When you consume a lot of alcohol on a regular basis, your brain chemistry changes over time to compensate for its sleepy effects. Whenever you give up drinking, your brain might become overstimulated, resulting in anxiety and depression. This is known as drug withdrawal.

Alcohol differs from other substances in terms of the risks involved with withdrawal. While not everyone has severe symptoms Timeline & Stages of Alcohol Withdrawal, others may experience potentially fatal seizures or other severe side effects.

Although alcohol withdrawal may be harmful for certain people that try to cleanse on their own without medical supervision, it’s critical to consult with your doctor before stopping drinking.

Timeline for Drug Withdrawal

According to Harvard Medical School, if your brain has accustomed to severe, long-term alcohol consumption, here’s what you could feel after you quit drinking. Symptoms and intensity differ from person to person, and you may require hospitalisation.

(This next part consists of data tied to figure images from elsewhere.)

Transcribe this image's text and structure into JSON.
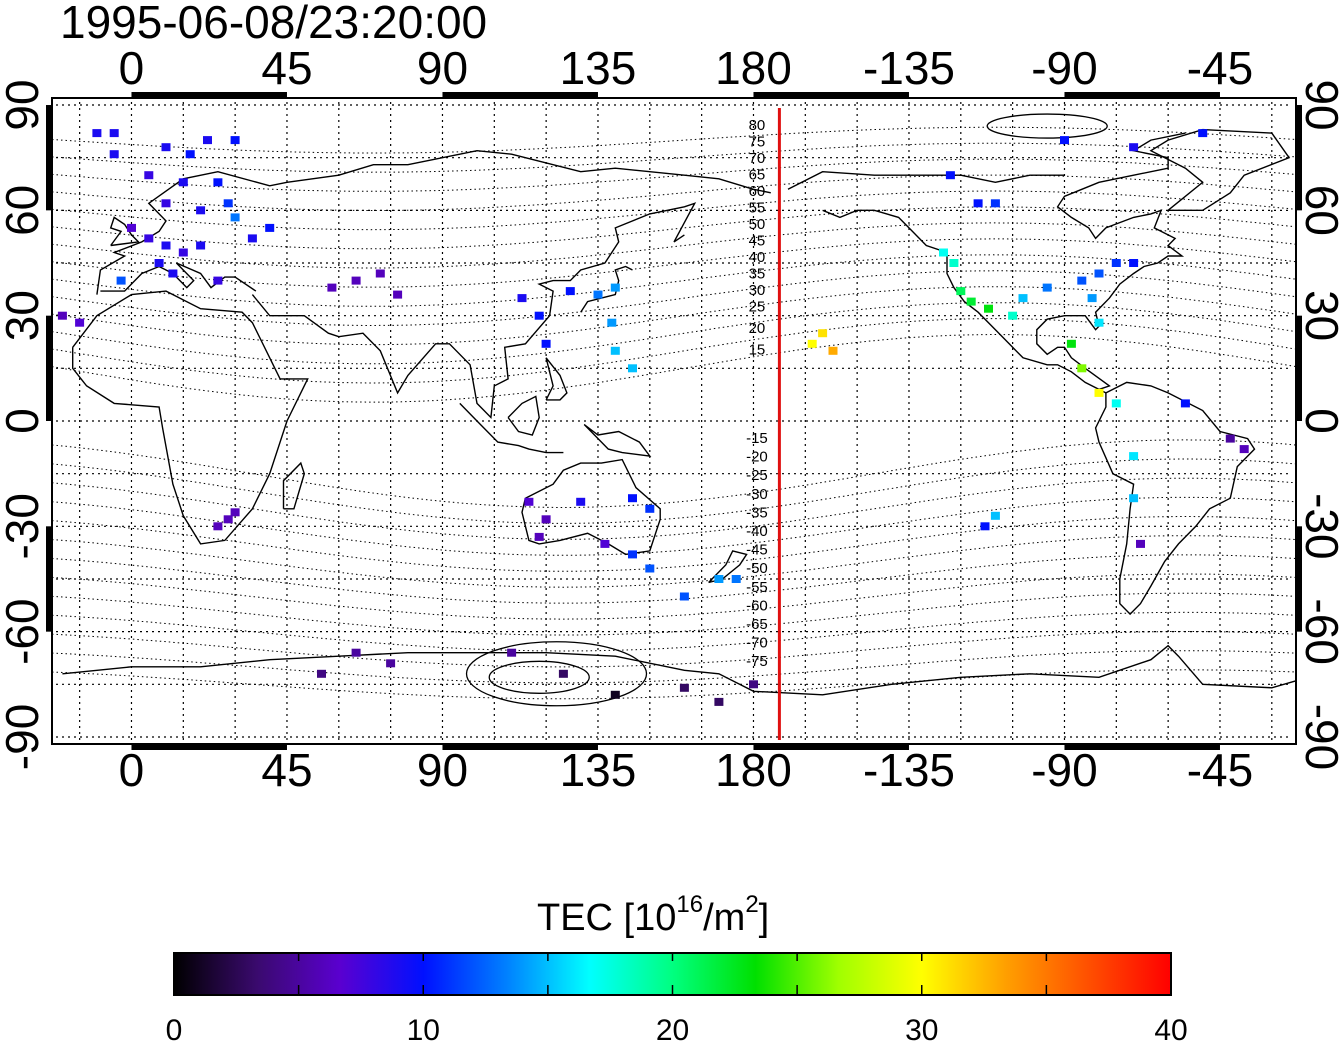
{
  "title": "1995-06-08/23:20:00",
  "map": {
    "lon_ticks": [
      "0",
      "45",
      "90",
      "135",
      "180",
      "-135",
      "-90",
      "-45"
    ],
    "lon_tick_values": [
      0,
      45,
      90,
      135,
      180,
      225,
      270,
      315
    ],
    "lat_ticks": [
      "90",
      "60",
      "30",
      "0",
      "-30",
      "-60",
      "-90"
    ],
    "lat_tick_values": [
      90,
      60,
      30,
      0,
      -30,
      -60,
      -90
    ],
    "lon_range": [
      -23,
      337
    ],
    "lat_range": [
      -92,
      92
    ],
    "grid": true,
    "grid_spacing_deg": 15,
    "terminator_lon": 187.5,
    "terminator_color": "#e01010",
    "mlat_labels_north": [
      "80",
      "75",
      "70",
      "65",
      "60",
      "55",
      "50",
      "45",
      "40",
      "35",
      "30",
      "25",
      "20",
      "15"
    ],
    "mlat_labels_south": [
      "-15",
      "-20",
      "-25",
      "-30",
      "-35",
      "-40",
      "-45",
      "-50",
      "-55",
      "-60",
      "-65",
      "-70",
      "-75"
    ]
  },
  "colorbar": {
    "title_main": "TEC  [10",
    "title_sup": "16",
    "title_mid": "/m",
    "title_sup2": "2",
    "title_end": "]",
    "ticks": [
      "0",
      "10",
      "20",
      "30",
      "40"
    ],
    "tick_values": [
      0,
      10,
      20,
      30,
      40
    ],
    "range": [
      0,
      40
    ],
    "colors": [
      "#000000",
      "#3a0a6e",
      "#5a00d0",
      "#0010ff",
      "#0080ff",
      "#00ffff",
      "#00ff80",
      "#00e000",
      "#a0ff00",
      "#ffff00",
      "#ffa000",
      "#ff5000",
      "#ff0000"
    ]
  },
  "chart_data": {
    "type": "heatmap",
    "description_units": "lon (deg east, 0-360), lat (deg), TEC (1e16/m^2)",
    "cells": [
      {
        "lon": -10,
        "lat": 82,
        "tec": 9
      },
      {
        "lon": -5,
        "lat": 82,
        "tec": 9
      },
      {
        "lon": 22,
        "lat": 80,
        "tec": 9
      },
      {
        "lon": 30,
        "lat": 80,
        "tec": 10
      },
      {
        "lon": 10,
        "lat": 78,
        "tec": 9
      },
      {
        "lon": 17,
        "lat": 76,
        "tec": 10
      },
      {
        "lon": -5,
        "lat": 76,
        "tec": 9
      },
      {
        "lon": 5,
        "lat": 70,
        "tec": 8
      },
      {
        "lon": 15,
        "lat": 68,
        "tec": 9
      },
      {
        "lon": 25,
        "lat": 68,
        "tec": 10
      },
      {
        "lon": 10,
        "lat": 62,
        "tec": 8
      },
      {
        "lon": 20,
        "lat": 60,
        "tec": 9
      },
      {
        "lon": 28,
        "lat": 62,
        "tec": 11
      },
      {
        "lon": 0,
        "lat": 55,
        "tec": 7
      },
      {
        "lon": 5,
        "lat": 52,
        "tec": 8
      },
      {
        "lon": 10,
        "lat": 50,
        "tec": 9
      },
      {
        "lon": 15,
        "lat": 48,
        "tec": 8
      },
      {
        "lon": 20,
        "lat": 50,
        "tec": 9
      },
      {
        "lon": 8,
        "lat": 45,
        "tec": 9
      },
      {
        "lon": -3,
        "lat": 40,
        "tec": 12
      },
      {
        "lon": 12,
        "lat": 42,
        "tec": 9
      },
      {
        "lon": 25,
        "lat": 40,
        "tec": 8
      },
      {
        "lon": -15,
        "lat": 28,
        "tec": 7
      },
      {
        "lon": -20,
        "lat": 30,
        "tec": 6
      },
      {
        "lon": 30,
        "lat": 58,
        "tec": 13
      },
      {
        "lon": 40,
        "lat": 55,
        "tec": 10
      },
      {
        "lon": 35,
        "lat": 52,
        "tec": 9
      },
      {
        "lon": 58,
        "lat": 38,
        "tec": 6
      },
      {
        "lon": 65,
        "lat": 40,
        "tec": 6
      },
      {
        "lon": 72,
        "lat": 42,
        "tec": 6
      },
      {
        "lon": 77,
        "lat": 36,
        "tec": 6
      },
      {
        "lon": 113,
        "lat": 35,
        "tec": 9
      },
      {
        "lon": 118,
        "lat": 30,
        "tec": 10
      },
      {
        "lon": 120,
        "lat": 22,
        "tec": 10
      },
      {
        "lon": 127,
        "lat": 37,
        "tec": 10
      },
      {
        "lon": 135,
        "lat": 36,
        "tec": 13
      },
      {
        "lon": 140,
        "lat": 38,
        "tec": 14
      },
      {
        "lon": 139,
        "lat": 28,
        "tec": 14
      },
      {
        "lon": 140,
        "lat": 20,
        "tec": 15
      },
      {
        "lon": 145,
        "lat": 15,
        "tec": 15
      },
      {
        "lon": 115,
        "lat": -23,
        "tec": 7
      },
      {
        "lon": 120,
        "lat": -28,
        "tec": 6
      },
      {
        "lon": 118,
        "lat": -33,
        "tec": 6
      },
      {
        "lon": 130,
        "lat": -23,
        "tec": 9
      },
      {
        "lon": 137,
        "lat": -35,
        "tec": 7
      },
      {
        "lon": 145,
        "lat": -22,
        "tec": 10
      },
      {
        "lon": 150,
        "lat": -25,
        "tec": 11
      },
      {
        "lon": 145,
        "lat": -38,
        "tec": 11
      },
      {
        "lon": 150,
        "lat": -42,
        "tec": 12
      },
      {
        "lon": 170,
        "lat": -45,
        "tec": 14
      },
      {
        "lon": 175,
        "lat": -45,
        "tec": 13
      },
      {
        "lon": 160,
        "lat": -50,
        "tec": 12
      },
      {
        "lon": 28,
        "lat": -28,
        "tec": 6
      },
      {
        "lon": 25,
        "lat": -30,
        "tec": 6
      },
      {
        "lon": 30,
        "lat": -26,
        "tec": 6
      },
      {
        "lon": 65,
        "lat": -66,
        "tec": 5
      },
      {
        "lon": 75,
        "lat": -69,
        "tec": 5
      },
      {
        "lon": 55,
        "lat": -72,
        "tec": 4
      },
      {
        "lon": 110,
        "lat": -66,
        "tec": 5
      },
      {
        "lon": 125,
        "lat": -72,
        "tec": 3
      },
      {
        "lon": 140,
        "lat": -78,
        "tec": 1
      },
      {
        "lon": 160,
        "lat": -76,
        "tec": 3
      },
      {
        "lon": 170,
        "lat": -80,
        "tec": 3
      },
      {
        "lon": 180,
        "lat": -75,
        "tec": 4
      },
      {
        "lon": 197,
        "lat": 22,
        "tec": 30
      },
      {
        "lon": 200,
        "lat": 25,
        "tec": 31
      },
      {
        "lon": 203,
        "lat": 20,
        "tec": 33
      },
      {
        "lon": 237,
        "lat": 70,
        "tec": 10
      },
      {
        "lon": 245,
        "lat": 62,
        "tec": 10
      },
      {
        "lon": 250,
        "lat": 62,
        "tec": 11
      },
      {
        "lon": 235,
        "lat": 48,
        "tec": 17
      },
      {
        "lon": 238,
        "lat": 45,
        "tec": 18
      },
      {
        "lon": 240,
        "lat": 37,
        "tec": 21
      },
      {
        "lon": 243,
        "lat": 34,
        "tec": 22
      },
      {
        "lon": 248,
        "lat": 32,
        "tec": 23
      },
      {
        "lon": 255,
        "lat": 30,
        "tec": 18
      },
      {
        "lon": 258,
        "lat": 35,
        "tec": 15
      },
      {
        "lon": 265,
        "lat": 38,
        "tec": 13
      },
      {
        "lon": 275,
        "lat": 40,
        "tec": 12
      },
      {
        "lon": 280,
        "lat": 42,
        "tec": 12
      },
      {
        "lon": 285,
        "lat": 45,
        "tec": 11
      },
      {
        "lon": 290,
        "lat": 45,
        "tec": 10
      },
      {
        "lon": 278,
        "lat": 35,
        "tec": 14
      },
      {
        "lon": 280,
        "lat": 28,
        "tec": 16
      },
      {
        "lon": 272,
        "lat": 22,
        "tec": 23
      },
      {
        "lon": 275,
        "lat": 15,
        "tec": 26
      },
      {
        "lon": 280,
        "lat": 8,
        "tec": 30
      },
      {
        "lon": 285,
        "lat": 5,
        "tec": 17
      },
      {
        "lon": 270,
        "lat": 80,
        "tec": 10
      },
      {
        "lon": 290,
        "lat": 78,
        "tec": 9
      },
      {
        "lon": 310,
        "lat": 82,
        "tec": 10
      },
      {
        "lon": 305,
        "lat": 5,
        "tec": 10
      },
      {
        "lon": 318,
        "lat": -5,
        "tec": 5
      },
      {
        "lon": 322,
        "lat": -8,
        "tec": 6
      },
      {
        "lon": 290,
        "lat": -10,
        "tec": 16
      },
      {
        "lon": 290,
        "lat": -22,
        "tec": 15
      },
      {
        "lon": 292,
        "lat": -35,
        "tec": 6
      },
      {
        "lon": 250,
        "lat": -27,
        "tec": 15
      },
      {
        "lon": 247,
        "lat": -30,
        "tec": 10
      }
    ]
  }
}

5 to 10 minutes after your previous alcoholic beverage: Tremors, a rise or drop in blood pressure, fast breathing, sweating, vomiting, irritability, difficulty sleeping, anxiety, and a rapid pulse are all possible symptoms.

These initial symptoms peak between 24 and 48 hours. You may notice symptoms, in which you see, hear, or feel things that aren’t actually there. This can persist up to two days, and in some cases much longer.

It frequently need treatment in an emergency department. Dehydration, fast heartbeat, elevated blood pressure, and decreased blood supply to the brain can all result from this disease.

Confusion, loss of consciousness, aggressive or anxious behaviour, hallucinations, drenching sweats, and disrupted sleep are among symptoms. Psychotic symptoms tremens occurs in just around 5% of persons who experience alcohol withdrawal, but it kills up to 1 in every 20 people developing it.